There is no one form of meditation, and each practice has different results, but the majority of them share proven reductions in anxiety, stress, depression, and improvements in all sorts of gauges of mental well being.
One of the fundamental teachings of Buddhism is the interdependence of all phenomena [1], and when you begin your practice you'll start seeing that when you sit, you might notice less daily anxiety, which might translate into better physical health. Or you might notice that being slightly less depressed makes you engage in your relationships with friends and family better. You might notice that your hips open up, which might mean less lower back pain.
The point being there are tons of positive benefits from a meditation practice that don't include some metaphysical nonsense that might be hard to take at face value. As my meditation teacher often emphasizes, if the practice doesn't deal with your day to day, quotidian problems of being alive, then it's just nice philosophy and nothing else. The Buddha taught that we should put first things first, and that's dealing with the suffering and stress of our lives. [2]

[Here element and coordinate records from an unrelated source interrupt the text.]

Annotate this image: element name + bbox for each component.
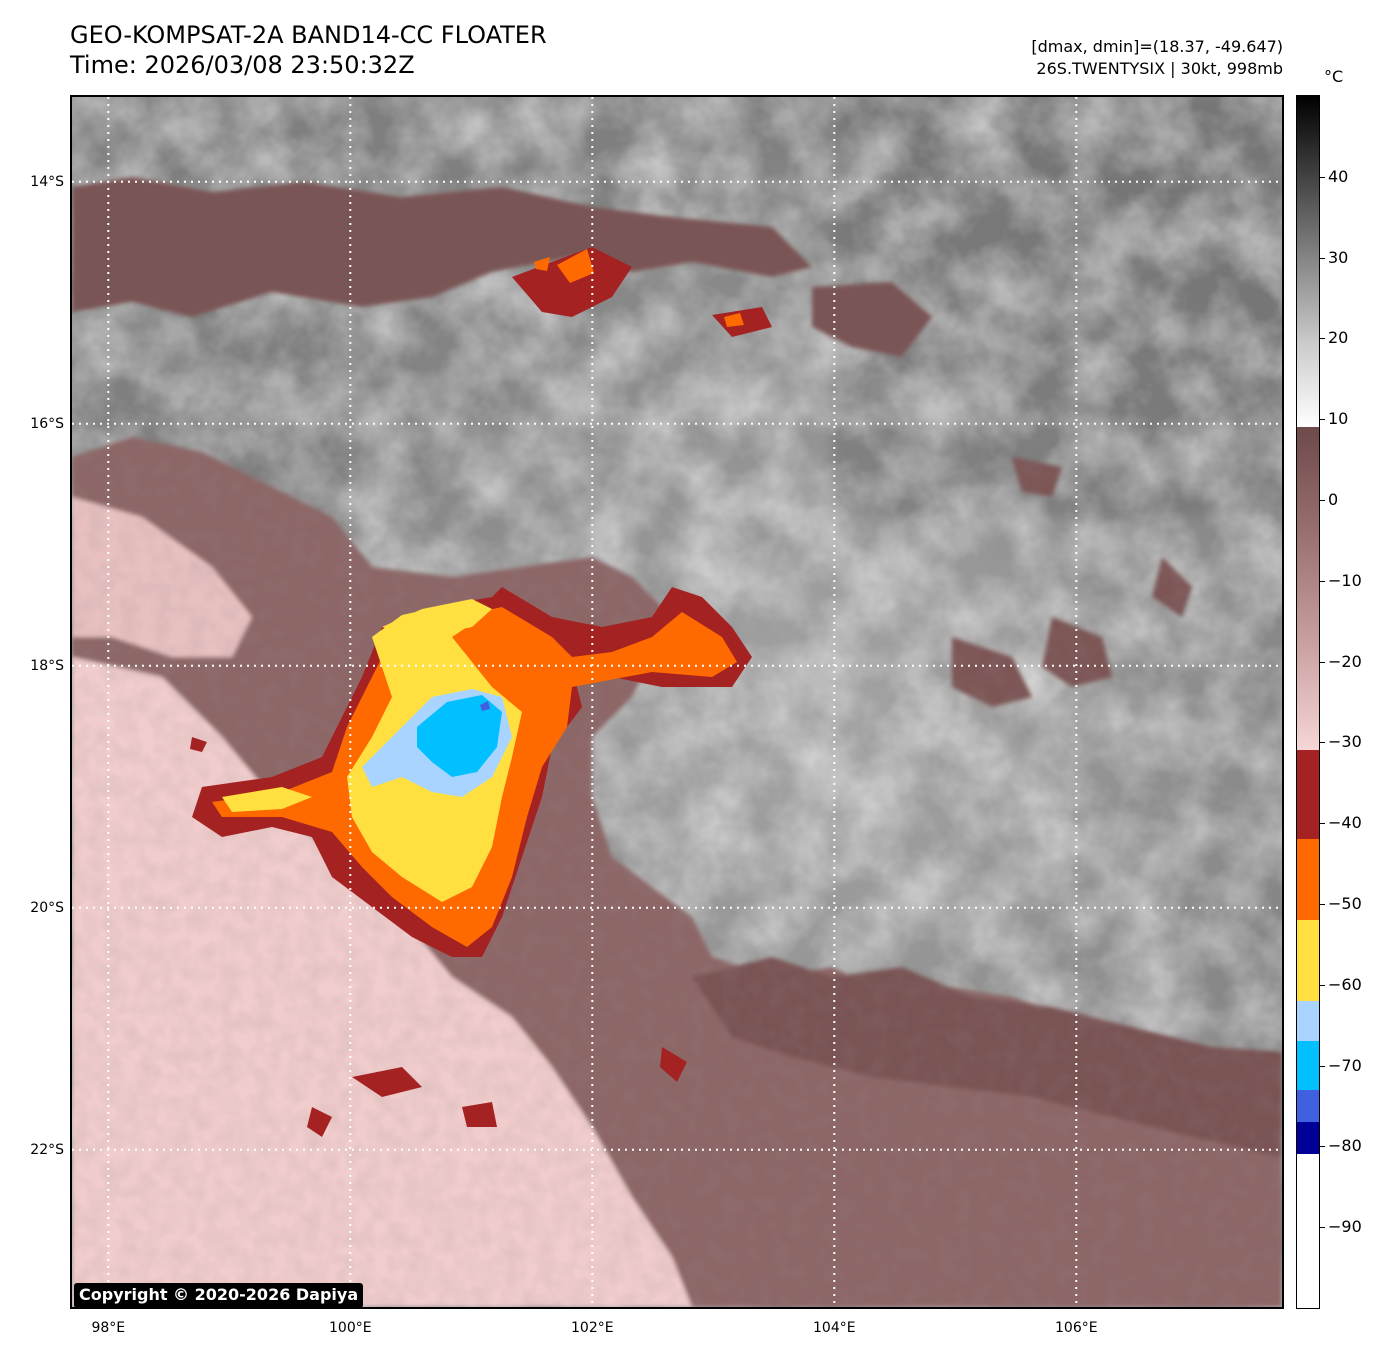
colorbar-tick [1320, 419, 1325, 421]
yellow-north [382, 599, 492, 637]
title-time: Time: 2026/03/08 23:50:32Z [70, 51, 415, 79]
colorbar-segment [1297, 427, 1319, 751]
chart-title: GEO-KOMPSAT-2A BAND14-CC FLOATER Time: 2… [70, 20, 547, 80]
colorbar-segment [1297, 1154, 1319, 1308]
latitude-label: 16°S [30, 415, 64, 432]
colorbar-tick [1320, 1227, 1325, 1229]
blue-spot [480, 701, 490, 711]
latitude-label: 14°S [30, 173, 64, 190]
ir-imagery [72, 97, 1282, 1307]
colorbar-segment [1297, 839, 1319, 921]
colorbar-segment [1297, 96, 1319, 428]
colorbar-tick [1320, 984, 1325, 986]
colorbar-segment [1297, 1122, 1319, 1155]
colorbar-tick-label: −10 [1328, 570, 1362, 590]
gridlines [72, 97, 1282, 1307]
colorbar-segment [1297, 1041, 1319, 1091]
data-range: [dmax, dmin]=(18.37, -49.647) [1031, 37, 1283, 56]
colorbar-tick [1320, 500, 1325, 501]
colorbar-tick [1320, 580, 1325, 582]
cyan-core [417, 695, 502, 777]
southern-cells [190, 737, 687, 1137]
colorbar-tick [1320, 338, 1325, 340]
longitude-label: 104°E [813, 1320, 856, 1336]
colorbar-tick [1320, 176, 1325, 178]
colorbar-tick-label: −20 [1328, 651, 1362, 671]
northern-convection [512, 247, 772, 337]
colorbar-tick-label: −50 [1328, 894, 1362, 913]
storm-info: [dmax, dmin]=(18.37, -49.647) 26S.TWENTY… [1031, 36, 1283, 80]
northwest-band [72, 177, 812, 317]
temperature-colorbar [1296, 95, 1320, 1309]
colorbar-tick-label: 10 [1328, 409, 1349, 429]
copyright-badge: Copyright © 2020-2026 Dapiya [74, 1283, 364, 1307]
colorbar-tick-label: −70 [1328, 1055, 1362, 1075]
storm-name: 26S.TWENTYSIX | 30kt, 998mb [1036, 59, 1283, 78]
colorbar-tick-label: −80 [1328, 1136, 1362, 1156]
colorbar-tick-label: 20 [1328, 328, 1349, 348]
colorbar-tick-label: 40 [1328, 166, 1349, 186]
colorbar-tick-label: 30 [1328, 247, 1349, 267]
western-arm [222, 787, 312, 812]
colorbar-tick-label: −40 [1328, 813, 1362, 833]
colorbar-unit: °C [1324, 67, 1344, 86]
colorbar-tick-label: −30 [1328, 732, 1362, 752]
longitude-label: 100°E [329, 1320, 372, 1336]
colorbar-tick [1320, 1065, 1325, 1067]
colorbar-segment [1297, 750, 1319, 840]
title-product: GEO-KOMPSAT-2A BAND14-CC FLOATER [70, 21, 547, 49]
longitude-label: 102°E [571, 1320, 614, 1336]
longitude-label: 98°E [91, 1320, 126, 1336]
colorbar-tick-label: −90 [1328, 1217, 1362, 1237]
main-convective-cluster [192, 587, 752, 957]
colorbar-tick [1320, 823, 1325, 825]
latitude-label: 20°S [30, 899, 64, 916]
colorbar-tick [1320, 904, 1325, 905]
north-strip [812, 282, 932, 357]
satellite-image[interactable]: Copyright © 2020-2026 Dapiya [70, 95, 1284, 1309]
colorbar-tick [1320, 742, 1325, 744]
latitude-label: 18°S [30, 657, 64, 674]
longitude-label: 106°E [1055, 1320, 1098, 1336]
brown-texture [72, 427, 1282, 1307]
colorbar-tick-label: −60 [1328, 974, 1362, 994]
colorbar-segment [1297, 1000, 1319, 1042]
colorbar-tick [1320, 257, 1325, 259]
latitude-label: 22°S [30, 1141, 64, 1158]
colorbar-tick [1320, 661, 1325, 663]
colorbar-segment [1297, 920, 1319, 1002]
colorbar-segment [1297, 1089, 1319, 1123]
colorbar-tick-label: 0 [1328, 490, 1339, 509]
colorbar-tick [1320, 1146, 1325, 1148]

Also, "zoning out" is pretty much the opposite of meditation. Meditation is to be fully without distraction, whereas "zoning out" is giving in completely to the distraction.
[1] https://en.wikipedia.org/wiki/Prat%C4%ABtyasamutp%C4%81da
[2] https://en.wikipedia.org/wiki/Parable_of_the_Poisoned_Arrow
> How is 'guided' meditation when you're actively listening to someone else even the same thing?

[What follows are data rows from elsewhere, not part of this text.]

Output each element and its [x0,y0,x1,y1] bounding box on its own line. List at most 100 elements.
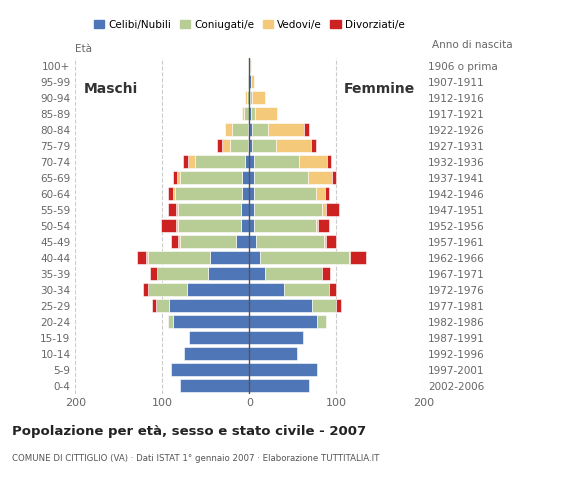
Text: Anno di nascita: Anno di nascita [432,40,513,50]
Bar [249,315,317,328]
Bar [254,156,299,168]
Bar [248,75,249,88]
Bar [217,139,222,152]
Bar [249,300,312,312]
Text: COMUNE DI CITTIGLIO (VA) · Dati ISTAT 1° gennaio 2007 · Elaborazione TUTTITALIA.: COMUNE DI CITTIGLIO (VA) · Dati ISTAT 1°… [12,454,379,463]
Bar [324,235,326,248]
Bar [317,315,326,328]
Bar [147,283,187,296]
Bar [150,267,157,280]
Bar [321,204,326,216]
Bar [332,171,336,184]
Bar [249,75,251,88]
Bar [175,187,242,200]
Bar [195,156,245,168]
Bar [248,139,249,152]
Bar [241,204,249,216]
Bar [284,283,329,296]
Bar [327,156,331,168]
Bar [248,108,249,120]
Bar [188,156,195,168]
Bar [256,235,324,248]
Bar [336,300,341,312]
Bar [254,219,317,232]
Bar [180,379,249,392]
Bar [317,219,318,232]
Bar [249,139,252,152]
Text: Femmine: Femmine [343,82,415,96]
Bar [252,139,276,152]
Bar [161,219,176,232]
Bar [225,123,232,136]
Bar [208,267,249,280]
Bar [249,171,254,184]
Bar [249,235,256,248]
Bar [268,123,305,136]
Bar [171,235,178,248]
Bar [249,348,297,360]
Bar [252,123,268,136]
Bar [318,219,328,232]
Bar [325,187,329,200]
Bar [249,363,317,376]
Bar [249,252,260,264]
Bar [249,187,254,200]
Bar [183,156,188,168]
Bar [178,204,241,216]
Bar [249,108,251,120]
Bar [152,300,157,312]
Bar [249,219,254,232]
Bar [249,267,265,280]
Bar [299,156,327,168]
Bar [173,171,177,184]
Bar [245,156,249,168]
Bar [329,283,336,296]
Bar [143,283,147,296]
Bar [247,91,249,104]
Bar [312,300,336,312]
Bar [180,235,237,248]
Bar [249,379,309,392]
Bar [311,139,316,152]
Bar [178,219,241,232]
Bar [178,235,180,248]
Legend: Celibi/Nubili, Coniugati/e, Vedovi/e, Divorziati/e: Celibi/Nubili, Coniugati/e, Vedovi/e, Di… [90,16,409,34]
Bar [249,60,251,72]
Bar [276,139,311,152]
Bar [180,171,242,184]
Bar [210,252,249,264]
Bar [184,348,249,360]
Bar [245,91,247,104]
Bar [230,139,248,152]
Bar [249,331,303,344]
Bar [317,187,325,200]
Bar [265,267,321,280]
Bar [232,123,248,136]
Bar [222,139,230,152]
Bar [249,91,251,104]
Bar [168,204,176,216]
Bar [252,91,265,104]
Text: Popolazione per età, sesso e stato civile - 2007: Popolazione per età, sesso e stato civil… [12,425,366,438]
Bar [254,187,317,200]
Bar [188,331,249,344]
Bar [173,315,249,328]
Text: Età: Età [75,45,92,54]
Bar [249,156,254,168]
Bar [157,267,208,280]
Bar [242,187,249,200]
Bar [249,204,254,216]
Bar [177,171,180,184]
Bar [251,108,255,120]
Bar [157,300,169,312]
Bar [242,171,249,184]
Bar [321,267,331,280]
Bar [173,187,175,200]
Bar [254,171,307,184]
Bar [244,108,248,120]
Bar [146,252,147,264]
Text: Maschi: Maschi [84,82,139,96]
Bar [249,123,252,136]
Bar [137,252,146,264]
Bar [251,91,252,104]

Generally speaking, meditation shouldn't be interrupted by too many instructions. Most common is no instructions during meditation, or instructions only when a shift in practice is being done. Otherwise, most of the instructions are before starting meditation.

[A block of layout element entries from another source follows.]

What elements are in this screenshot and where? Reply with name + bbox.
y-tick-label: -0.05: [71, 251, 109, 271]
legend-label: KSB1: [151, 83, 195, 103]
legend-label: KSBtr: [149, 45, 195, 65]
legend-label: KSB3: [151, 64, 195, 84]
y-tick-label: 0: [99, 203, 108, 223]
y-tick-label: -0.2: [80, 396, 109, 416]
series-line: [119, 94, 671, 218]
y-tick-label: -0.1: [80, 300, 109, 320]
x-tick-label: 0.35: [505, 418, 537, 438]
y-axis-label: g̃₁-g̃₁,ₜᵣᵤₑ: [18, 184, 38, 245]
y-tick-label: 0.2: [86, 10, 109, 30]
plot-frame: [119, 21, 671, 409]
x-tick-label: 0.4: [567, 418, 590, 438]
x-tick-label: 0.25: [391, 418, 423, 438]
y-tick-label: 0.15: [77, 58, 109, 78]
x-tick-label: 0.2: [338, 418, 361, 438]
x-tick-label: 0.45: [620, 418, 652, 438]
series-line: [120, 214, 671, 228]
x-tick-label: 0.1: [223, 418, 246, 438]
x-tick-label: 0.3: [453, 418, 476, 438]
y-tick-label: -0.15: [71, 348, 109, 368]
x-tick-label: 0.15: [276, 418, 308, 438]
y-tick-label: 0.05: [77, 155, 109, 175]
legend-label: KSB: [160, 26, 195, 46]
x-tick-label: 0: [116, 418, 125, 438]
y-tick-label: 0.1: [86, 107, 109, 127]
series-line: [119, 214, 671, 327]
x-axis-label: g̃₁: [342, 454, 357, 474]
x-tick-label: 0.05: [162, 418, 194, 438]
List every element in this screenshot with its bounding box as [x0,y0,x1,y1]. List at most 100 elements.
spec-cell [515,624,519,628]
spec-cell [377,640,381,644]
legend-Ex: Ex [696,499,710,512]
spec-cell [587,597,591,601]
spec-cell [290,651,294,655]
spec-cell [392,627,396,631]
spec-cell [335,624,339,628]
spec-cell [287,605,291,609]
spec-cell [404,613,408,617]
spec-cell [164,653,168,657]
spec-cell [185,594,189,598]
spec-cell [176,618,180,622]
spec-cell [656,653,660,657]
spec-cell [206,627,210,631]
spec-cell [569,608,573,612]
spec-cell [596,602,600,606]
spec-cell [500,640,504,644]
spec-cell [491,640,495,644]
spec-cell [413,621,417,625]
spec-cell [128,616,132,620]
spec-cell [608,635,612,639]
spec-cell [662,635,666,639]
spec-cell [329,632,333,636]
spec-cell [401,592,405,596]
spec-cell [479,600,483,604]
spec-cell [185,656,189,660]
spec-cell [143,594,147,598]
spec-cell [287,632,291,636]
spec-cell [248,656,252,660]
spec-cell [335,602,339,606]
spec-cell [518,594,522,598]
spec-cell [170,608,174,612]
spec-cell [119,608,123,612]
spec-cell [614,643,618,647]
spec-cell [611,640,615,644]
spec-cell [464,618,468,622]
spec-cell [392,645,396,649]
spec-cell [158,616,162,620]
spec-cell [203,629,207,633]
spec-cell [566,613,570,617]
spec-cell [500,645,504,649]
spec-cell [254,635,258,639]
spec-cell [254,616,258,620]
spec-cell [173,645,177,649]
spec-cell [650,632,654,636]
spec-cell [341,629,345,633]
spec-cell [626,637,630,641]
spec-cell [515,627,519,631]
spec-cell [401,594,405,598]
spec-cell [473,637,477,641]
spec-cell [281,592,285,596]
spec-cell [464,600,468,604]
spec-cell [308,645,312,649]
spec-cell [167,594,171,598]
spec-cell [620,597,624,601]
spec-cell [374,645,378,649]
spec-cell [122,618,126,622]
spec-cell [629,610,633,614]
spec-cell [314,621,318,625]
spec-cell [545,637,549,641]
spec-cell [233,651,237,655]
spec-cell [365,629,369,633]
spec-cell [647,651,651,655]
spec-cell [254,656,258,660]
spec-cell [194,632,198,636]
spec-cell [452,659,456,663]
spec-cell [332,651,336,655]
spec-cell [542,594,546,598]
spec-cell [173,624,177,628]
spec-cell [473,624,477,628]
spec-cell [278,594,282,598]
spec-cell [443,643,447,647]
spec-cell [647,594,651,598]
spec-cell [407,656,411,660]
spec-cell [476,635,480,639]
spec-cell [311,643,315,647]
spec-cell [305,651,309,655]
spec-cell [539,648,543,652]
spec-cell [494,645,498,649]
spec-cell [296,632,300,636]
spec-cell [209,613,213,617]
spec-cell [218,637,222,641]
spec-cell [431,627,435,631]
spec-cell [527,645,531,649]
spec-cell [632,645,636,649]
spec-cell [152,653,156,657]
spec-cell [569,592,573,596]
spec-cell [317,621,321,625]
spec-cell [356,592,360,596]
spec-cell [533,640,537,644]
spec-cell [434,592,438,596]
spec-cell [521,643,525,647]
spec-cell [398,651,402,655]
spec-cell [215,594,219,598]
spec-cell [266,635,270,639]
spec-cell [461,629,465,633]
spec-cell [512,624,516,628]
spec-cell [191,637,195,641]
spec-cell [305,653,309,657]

It’s very subtle and to be honest if you need to be sold on it it’s probably not going to help you much. It can be as simple as having half an hour where you can put everything (including yourself) down and stop poking at it, compounded over time there are some benefits, but yeah i don’t think it’s something that needs to be sold or gamified etc.
> if you need to be sold on it it’s probably not going to help you much
This seems like a red flag because it can be used to justify anything, even being in a cult. I think there probably are benefits to some of these things, but we shouldn't shut down when someone asks what the mechanism is. Perhaps they want to get some of those benefits, but want to go about it a different way, and therefore want to know how they might go about doing that.
Telling them that someone who wants to be "sold" on it isn't going to benefit just makes the whole thing seem less legit, IMO.
Well, disclaimer — I am a practicing zen buddhist, but it’s something I came to myself, we aren’t recruiting like religions, and there is no dogma or origin myth to believe in.
You’re unlikely to see a buddhist missionary asking if you’ve heard to truth about emptiness on a street corner ;)
My point was simply that, at least in my personal experience, if i had found zen as a tool to achieve something, e.g it was sold to me as having some effect other, it would not have worked.
2 replies →
I think the problem is that when you look at a brain from the inside, a lot of it looks irrational. Someone explaining a feeling or a mechanism based on thoughts to someone looking at that brain from the outside will have to bridge billions of neurons standing in between them. Nobody, not even a neuroscientist can do that, with any scientific rigor.
Meditation can be a very subjective experience and the benefits are often not immediate clear to the person practising. Hence it is hard to articulate. Best thing one can do is to just give it a try. It is not for everyone though.